This report presents the initial exploration of a text dataset from the HC Corpora corpus. The ultimate goal is to build a predictive text model (like SwiftKey) that suggests the next word in a sequence. This milestone is to show early progress: data ingestion, exploratory analysis, and a basic plan for model development.
The dataset includes three English files:
library(stringi)
# File paths
blogs <- readLines("final/en_US/en_US.blogs.txt", skipNul = TRUE)
news <- readLines("final/en_US/en_US.news.txt", skipNul = TRUE)
twitter <- readLines("final/en_US/en_US.twitter.txt", skipNul = TRUE)
# Summary
data_summary <- data.frame(
Source = c("Blogs", "News", "Twitter"),
Lines = c(length(blogs), length(news), length(twitter)),
Words = c(sum(stri_count_words(blogs)),
sum(stri_count_words(news)),
sum(stri_count_words(twitter)))
)
knitr::kable(data_summary)
| Source | Lines | Words |
|---|---|---|
| Blogs | 899288 | 37546806 |
| News | 77259 | 2674561 |
| 2360148 | 30096690 |
We created a 5% random sample from each file to make processing faster.

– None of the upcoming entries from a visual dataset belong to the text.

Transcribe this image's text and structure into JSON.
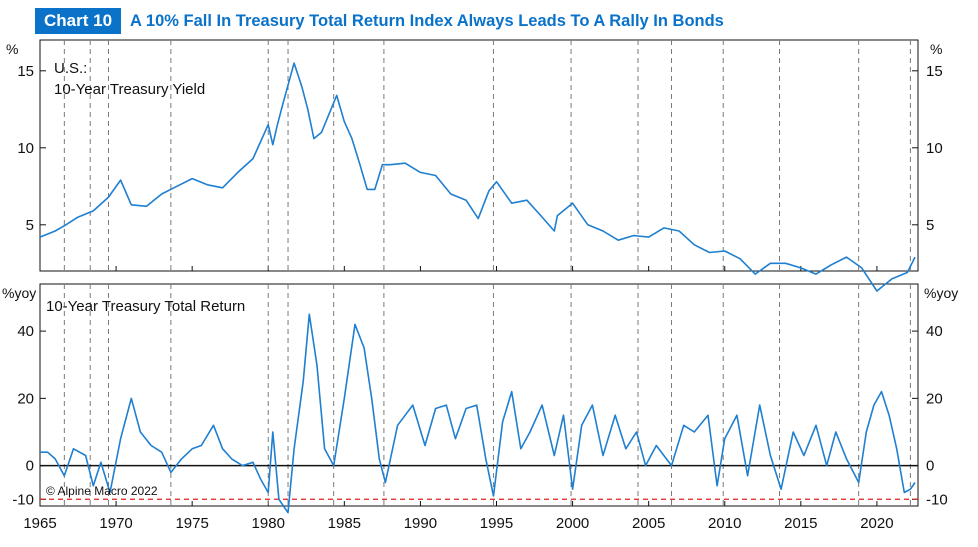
{
  "header": {
    "badge": "Chart 10",
    "title": "A 10% Fall In Treasury Total Return Index Always Leads To A Rally In Bonds"
  },
  "colors": {
    "accent": "#0a72c9",
    "series_line": "#1f7fd0",
    "threshold_line": "#e0201b",
    "zero_line": "#111111",
    "event_line": "#7a7a7a"
  },
  "copyright": "© Alpine Macro 2022",
  "chart_data": [
    {
      "type": "line",
      "title": "",
      "panel_label": [
        "U.S.:",
        "10-Year Treasury Yield"
      ],
      "unit_left": "%",
      "unit_right": "%",
      "ylim": [
        2,
        17
      ],
      "yticks": [
        5,
        10,
        15
      ],
      "xlim": [
        1965,
        2022.7
      ],
      "grid": false,
      "series": [
        {
          "name": "10-Year Treasury Yield",
          "x": [
            1965,
            1966,
            1966.7,
            1967.5,
            1968.5,
            1969.5,
            1970.3,
            1971,
            1972,
            1973,
            1974,
            1975,
            1976,
            1977,
            1978,
            1979,
            1980,
            1980.3,
            1980.6,
            1981,
            1981.7,
            1982.2,
            1982.6,
            1983,
            1983.5,
            1984,
            1984.5,
            1985,
            1985.5,
            1986,
            1986.5,
            1987,
            1987.5,
            1988,
            1989,
            1990,
            1991,
            1992,
            1993,
            1993.8,
            1994.5,
            1995,
            1996,
            1997,
            1998,
            1998.8,
            1999,
            2000,
            2001,
            2002,
            2003,
            2004,
            2005,
            2006,
            2007,
            2008,
            2009,
            2010,
            2011,
            2012,
            2013,
            2014,
            2015,
            2016,
            2017,
            2018,
            2019,
            2020,
            2021,
            2022,
            2022.5
          ],
          "values": [
            4.2,
            4.6,
            5.0,
            5.5,
            5.9,
            6.8,
            7.9,
            6.3,
            6.2,
            7.0,
            7.5,
            8.0,
            7.6,
            7.4,
            8.4,
            9.3,
            11.5,
            10.2,
            11.5,
            13.0,
            15.5,
            14.0,
            12.5,
            10.6,
            11.0,
            12.2,
            13.4,
            11.7,
            10.6,
            9.0,
            7.3,
            7.3,
            8.9,
            8.9,
            9.0,
            8.4,
            8.2,
            7.0,
            6.6,
            5.4,
            7.2,
            7.8,
            6.4,
            6.6,
            5.5,
            4.6,
            5.6,
            6.4,
            5.0,
            4.6,
            4.0,
            4.3,
            4.2,
            4.8,
            4.6,
            3.7,
            3.2,
            3.3,
            2.8,
            1.8,
            2.5,
            2.5,
            2.2,
            1.8,
            2.4,
            2.9,
            2.2,
            0.7,
            1.5,
            1.9,
            2.9
          ]
        }
      ]
    },
    {
      "type": "line",
      "title": "",
      "panel_label": [
        "10-Year Treasury Total Return"
      ],
      "unit_left": "%yoy",
      "unit_right": "%yoy",
      "ylim": [
        -12,
        54
      ],
      "yticks": [
        -10,
        0,
        20,
        40
      ],
      "xlim": [
        1965,
        2022.7
      ],
      "xticks": [
        1965,
        1970,
        1975,
        1980,
        1985,
        1990,
        1995,
        2000,
        2005,
        2010,
        2015,
        2020
      ],
      "xtick_labels": [
        "1965",
        "1970",
        "1975",
        "1980",
        "1985",
        "1990",
        "1995",
        "2000",
        "2005",
        "2010",
        "2015",
        "2020"
      ],
      "grid": false,
      "reference_lines": [
        {
          "y": 0,
          "style": "solid"
        },
        {
          "y": -10,
          "style": "dashed"
        }
      ],
      "event_dates": [
        1966.6,
        1968.3,
        1969.5,
        1973.6,
        1980.0,
        1981.3,
        1984.3,
        1987.6,
        1994.8,
        1999.9,
        2004.3,
        2006.5,
        2009.9,
        2013.6,
        2018.8,
        2022.2
      ],
      "series": [
        {
          "name": "10-Year Treasury Total Return",
          "x": [
            1965,
            1965.5,
            1966,
            1966.6,
            1967.2,
            1968,
            1968.5,
            1969,
            1969.6,
            1970.3,
            1971,
            1971.6,
            1972.3,
            1973,
            1973.6,
            1974.3,
            1975,
            1975.6,
            1976.4,
            1977,
            1977.6,
            1978.3,
            1979,
            1979.5,
            1980,
            1980.3,
            1980.7,
            1981.3,
            1981.7,
            1982.3,
            1982.7,
            1983.2,
            1983.7,
            1984.3,
            1985,
            1985.7,
            1986.3,
            1986.8,
            1987.3,
            1987.7,
            1988.5,
            1989,
            1989.5,
            1990.3,
            1991,
            1991.7,
            1992.3,
            1993,
            1993.7,
            1994.3,
            1994.8,
            1995.4,
            1996,
            1996.6,
            1997.2,
            1998,
            1998.8,
            1999.4,
            2000,
            2000.6,
            2001.3,
            2002,
            2002.8,
            2003.5,
            2004.2,
            2004.8,
            2005.5,
            2006.5,
            2007.3,
            2008,
            2008.9,
            2009.5,
            2010,
            2010.8,
            2011.5,
            2012.3,
            2013,
            2013.7,
            2014.5,
            2015.2,
            2016,
            2016.7,
            2017.3,
            2018,
            2018.8,
            2019.3,
            2019.8,
            2020.3,
            2020.8,
            2021.3,
            2021.8,
            2022.2,
            2022.5
          ],
          "values": [
            4,
            4,
            2,
            -3,
            5,
            3,
            -6,
            1,
            -8,
            8,
            20,
            10,
            6,
            4,
            -2,
            2,
            5,
            6,
            12,
            5,
            2,
            0,
            1,
            -4,
            -8,
            10,
            -10,
            -14,
            5,
            25,
            45,
            30,
            5,
            0,
            20,
            42,
            35,
            20,
            2,
            -5,
            12,
            15,
            18,
            6,
            17,
            18,
            8,
            17,
            18,
            2,
            -9,
            13,
            22,
            5,
            10,
            18,
            3,
            15,
            -7,
            12,
            18,
            3,
            15,
            5,
            10,
            0,
            6,
            0,
            12,
            10,
            15,
            -6,
            8,
            15,
            -3,
            18,
            3,
            -7,
            10,
            3,
            12,
            0,
            10,
            2,
            -5,
            10,
            18,
            22,
            15,
            5,
            -8,
            -7,
            -5
          ]
        }
      ]
    }
  ]
}
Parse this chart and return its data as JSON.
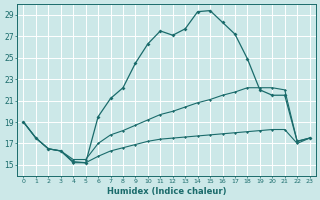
{
  "bg_color": "#cce8e8",
  "grid_color": "#aacccc",
  "line_color": "#1a6b6b",
  "xlabel": "Humidex (Indice chaleur)",
  "xlim": [
    -0.5,
    23.5
  ],
  "ylim": [
    14,
    30
  ],
  "yticks": [
    15,
    17,
    19,
    21,
    23,
    25,
    27,
    29
  ],
  "xticks": [
    0,
    1,
    2,
    3,
    4,
    5,
    6,
    7,
    8,
    9,
    10,
    11,
    12,
    13,
    14,
    15,
    16,
    17,
    18,
    19,
    20,
    21,
    22,
    23
  ],
  "series1": [
    [
      0,
      19
    ],
    [
      1,
      17.5
    ],
    [
      2,
      16.5
    ],
    [
      3,
      16.3
    ],
    [
      4,
      15.3
    ],
    [
      5,
      15.2
    ],
    [
      6,
      19.5
    ],
    [
      7,
      21.2
    ],
    [
      8,
      22.2
    ],
    [
      9,
      24.5
    ],
    [
      10,
      26.3
    ],
    [
      11,
      27.5
    ],
    [
      12,
      27.1
    ],
    [
      13,
      27.7
    ],
    [
      14,
      29.3
    ],
    [
      15,
      29.4
    ],
    [
      16,
      28.3
    ],
    [
      17,
      27.2
    ],
    [
      18,
      24.9
    ],
    [
      19,
      22.0
    ],
    [
      20,
      21.5
    ],
    [
      21,
      21.5
    ],
    [
      22,
      17.2
    ],
    [
      23,
      17.5
    ]
  ],
  "series2": [
    [
      0,
      19
    ],
    [
      1,
      17.5
    ],
    [
      2,
      16.5
    ],
    [
      3,
      16.3
    ],
    [
      4,
      15.5
    ],
    [
      5,
      15.5
    ],
    [
      6,
      17.0
    ],
    [
      7,
      17.8
    ],
    [
      8,
      18.2
    ],
    [
      9,
      18.7
    ],
    [
      10,
      19.2
    ],
    [
      11,
      19.7
    ],
    [
      12,
      20.0
    ],
    [
      13,
      20.4
    ],
    [
      14,
      20.8
    ],
    [
      15,
      21.1
    ],
    [
      16,
      21.5
    ],
    [
      17,
      21.8
    ],
    [
      18,
      22.2
    ],
    [
      19,
      22.2
    ],
    [
      20,
      22.2
    ],
    [
      21,
      22.0
    ],
    [
      22,
      17.2
    ],
    [
      23,
      17.5
    ]
  ],
  "series3": [
    [
      0,
      19
    ],
    [
      1,
      17.5
    ],
    [
      2,
      16.5
    ],
    [
      3,
      16.3
    ],
    [
      4,
      15.2
    ],
    [
      5,
      15.2
    ],
    [
      6,
      15.8
    ],
    [
      7,
      16.3
    ],
    [
      8,
      16.6
    ],
    [
      9,
      16.9
    ],
    [
      10,
      17.2
    ],
    [
      11,
      17.4
    ],
    [
      12,
      17.5
    ],
    [
      13,
      17.6
    ],
    [
      14,
      17.7
    ],
    [
      15,
      17.8
    ],
    [
      16,
      17.9
    ],
    [
      17,
      18.0
    ],
    [
      18,
      18.1
    ],
    [
      19,
      18.2
    ],
    [
      20,
      18.3
    ],
    [
      21,
      18.3
    ],
    [
      22,
      17.0
    ],
    [
      23,
      17.5
    ]
  ]
}
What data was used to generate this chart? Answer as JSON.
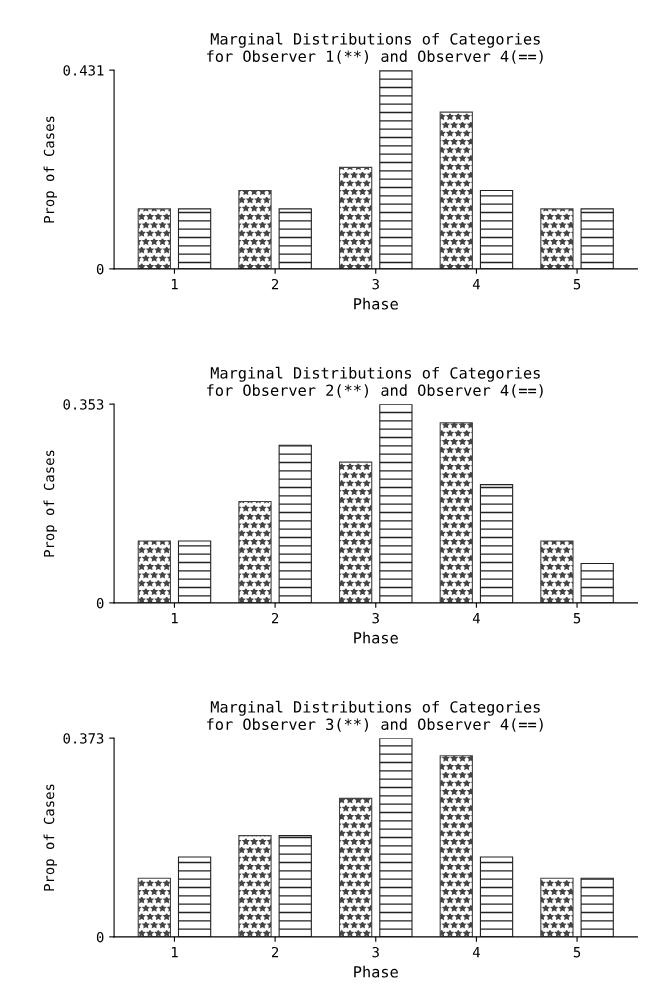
{
  "chart_data": [
    {
      "type": "bar",
      "title": "Marginal Distributions of Categories",
      "subtitle": "for Observer 1(**) and Observer 4(==)",
      "xlabel": "Phase",
      "ylabel": "Prop of Cases",
      "categories": [
        "1",
        "2",
        "3",
        "4",
        "5"
      ],
      "ylim": [
        0,
        0.431
      ],
      "yticks": [
        0,
        0.431
      ],
      "grid": false,
      "legend": false,
      "series": [
        {
          "color": "#444444",
          "values": [
            0.13,
            0.17,
            0.22,
            0.34,
            0.13
          ]
        },
        {
          "color": "#222222",
          "values": [
            0.13,
            0.13,
            0.431,
            0.17,
            0.13
          ]
        }
      ]
    },
    {
      "type": "bar",
      "title": "Marginal Distributions of Categories",
      "subtitle": "for Observer 2(**) and Observer 4(==)",
      "xlabel": "Phase",
      "ylabel": "Prop of Cases",
      "categories": [
        "1",
        "2",
        "3",
        "4",
        "5"
      ],
      "ylim": [
        0,
        0.353
      ],
      "yticks": [
        0,
        0.353
      ],
      "grid": false,
      "legend": false,
      "series": [
        {
          "color": "#444444",
          "values": [
            0.11,
            0.18,
            0.25,
            0.32,
            0.11
          ]
        },
        {
          "color": "#222222",
          "values": [
            0.11,
            0.28,
            0.353,
            0.21,
            0.07
          ]
        }
      ]
    },
    {
      "type": "bar",
      "title": "Marginal Distributions of Categories",
      "subtitle": "for Observer 3(**) and Observer 4(==)",
      "xlabel": "Phase",
      "ylabel": "Prop of Cases",
      "categories": [
        "1",
        "2",
        "3",
        "4",
        "5"
      ],
      "ylim": [
        0,
        0.373
      ],
      "yticks": [
        0,
        0.373
      ],
      "grid": false,
      "legend": false,
      "series": [
        {
          "color": "#444444",
          "values": [
            0.11,
            0.19,
            0.26,
            0.34,
            0.11
          ]
        },
        {
          "color": "#222222",
          "values": [
            0.15,
            0.19,
            0.373,
            0.15,
            0.11
          ]
        }
      ]
    }
  ]
}
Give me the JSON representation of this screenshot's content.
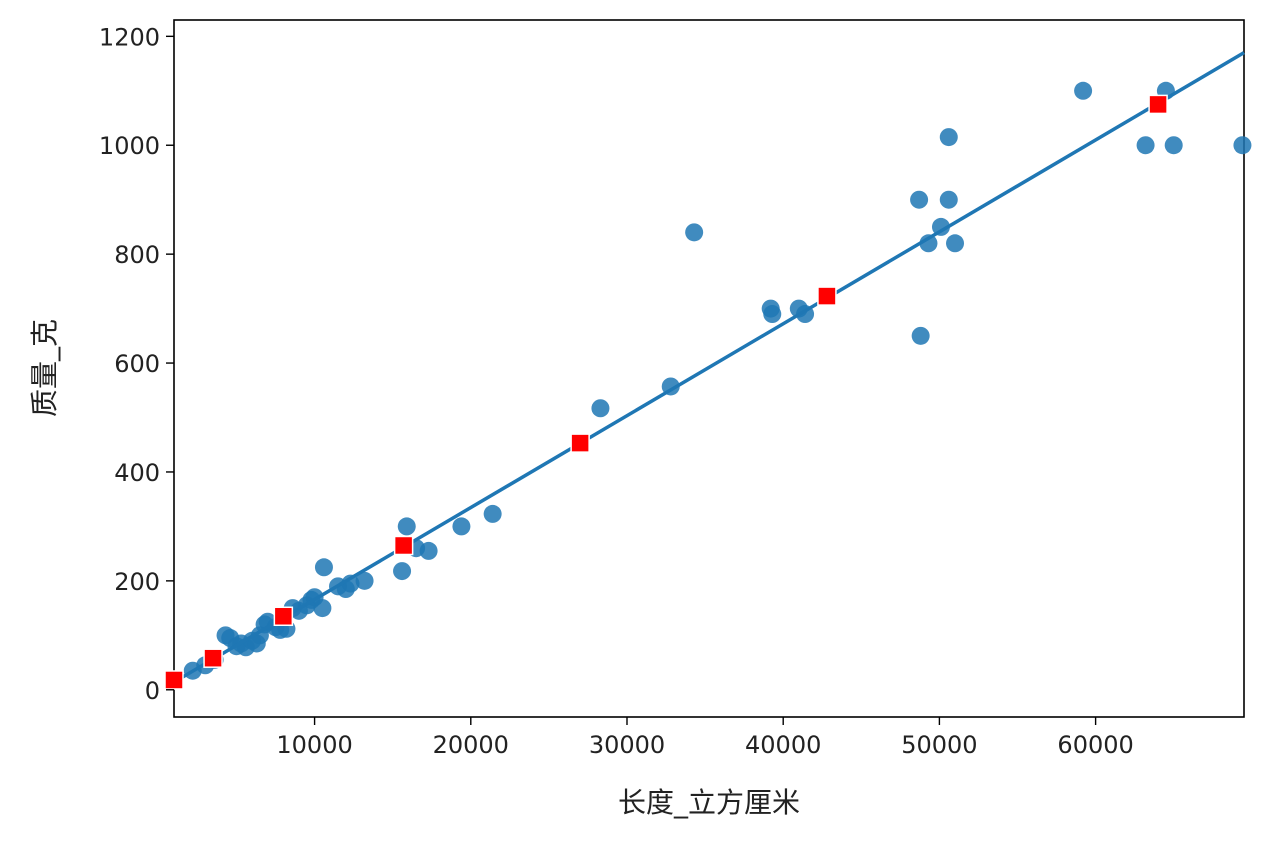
{
  "chart_data": {
    "type": "scatter",
    "title": "",
    "xlabel": "长度_立方厘米",
    "ylabel": "质量_克",
    "xlim": [
      1000,
      69500
    ],
    "ylim": [
      -50,
      1230
    ],
    "x_ticks": [
      10000,
      20000,
      30000,
      40000,
      50000,
      60000
    ],
    "y_ticks": [
      0,
      200,
      400,
      600,
      800,
      1000,
      1200
    ],
    "grid": false,
    "legend": "none",
    "series": [
      {
        "kind": "scatter",
        "marker": "circle",
        "color": "#1f77b4",
        "points": [
          [
            2200,
            35
          ],
          [
            3000,
            45
          ],
          [
            3600,
            55
          ],
          [
            4300,
            100
          ],
          [
            4600,
            95
          ],
          [
            5000,
            80
          ],
          [
            5300,
            85
          ],
          [
            5600,
            78
          ],
          [
            6000,
            90
          ],
          [
            6300,
            85
          ],
          [
            6500,
            100
          ],
          [
            6800,
            120
          ],
          [
            7000,
            125
          ],
          [
            7500,
            115
          ],
          [
            7800,
            110
          ],
          [
            8200,
            112
          ],
          [
            8600,
            150
          ],
          [
            9000,
            145
          ],
          [
            9500,
            155
          ],
          [
            9800,
            165
          ],
          [
            10000,
            170
          ],
          [
            10500,
            150
          ],
          [
            10600,
            225
          ],
          [
            11500,
            190
          ],
          [
            12000,
            185
          ],
          [
            12300,
            195
          ],
          [
            13200,
            200
          ],
          [
            15600,
            218
          ],
          [
            15900,
            300
          ],
          [
            16500,
            260
          ],
          [
            17300,
            255
          ],
          [
            19400,
            300
          ],
          [
            21400,
            323
          ],
          [
            28300,
            517
          ],
          [
            32800,
            557
          ],
          [
            34300,
            840
          ],
          [
            39200,
            700
          ],
          [
            39300,
            690
          ],
          [
            41000,
            700
          ],
          [
            41400,
            690
          ],
          [
            48700,
            900
          ],
          [
            48800,
            650
          ],
          [
            49300,
            820
          ],
          [
            50100,
            850
          ],
          [
            50600,
            900
          ],
          [
            50600,
            1015
          ],
          [
            51000,
            820
          ],
          [
            59200,
            1100
          ],
          [
            63200,
            1000
          ],
          [
            64500,
            1100
          ],
          [
            65000,
            1000
          ],
          [
            69400,
            1000
          ]
        ]
      },
      {
        "kind": "scatter",
        "marker": "square",
        "color": "#ff0000",
        "points": [
          [
            1000,
            18
          ],
          [
            3500,
            58
          ],
          [
            8000,
            135
          ],
          [
            15700,
            265
          ],
          [
            27000,
            453
          ],
          [
            42800,
            723
          ],
          [
            64000,
            1075
          ]
        ]
      },
      {
        "kind": "line",
        "color": "#1f77b4",
        "x": [
          1000,
          69500
        ],
        "y": [
          14,
          1170
        ]
      }
    ]
  }
}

Text was cleaned by converting to lowercase, removing punctuation and numbers.
library(dplyr)
library(tidytext)
library(ggplot2)
data("stop_words")
# Sample & clean
set.seed(42)
sample_text <- c(
sample(blogs, length(blogs) * 0.05),
sample(news, length(news) * 0.05),
sample(twitter, length(twitter) * 0.05)
)
clean_df <- data.frame(text = sample_text) %>%
mutate(text = tolower(text)) %>%
unnest_tokens(word, text) %>%
anti_join(stop_words)
top_words <- clean_df %>%
count(word, sort = TRUE) %>%
top_n(20)
ggplot(top_words, aes(x = reorder(word, n), y = n)) +
geom_bar(stat = "identity", fill = "steelblue") +
coord_flip() +
labs(title = "Top 20 Words", x = "Word", y = "Frequency")
We also examined frequent word pairs and trigrams.
bigrams <- data.frame(text = sample_text) %>%
unnest_tokens(bigram, text, token = "ngrams", n = 2) %>%
count(bigram, sort = TRUE)
head(bigrams, 10)
## bigram n
## 1 of the 12476
## 2 in the 12345
## 3 to the 6809
## 4 for the 6711
## 5 on the 6426
## 6 to be 6114
## 7 at the 4546
## 8 i have 3992
## 9 and the 3792
## 10 i was 3766
The most common bigrams include “right now”, “last year”, and “high school”, showing frequent conversational or journalistic patterns.
Model Type: We’ll use a Stupid Backoff n-gram model (tri-, bi-, uni-gram hierarchy).
Smoothing: To handle unseen combinations, we will apply backoff and assign default probabilities.
Efficiency: Rare n-grams will be removed to reduce model size.
Shiny App: A web interface will allow users to input a phrase and receive a suggested next word.
This report demonstrates that the data has been downloaded, loaded, and explored. Word frequency and basic token structure have been analyzed. The next step is to build the predictive model and integrate it into a deployable Shiny application.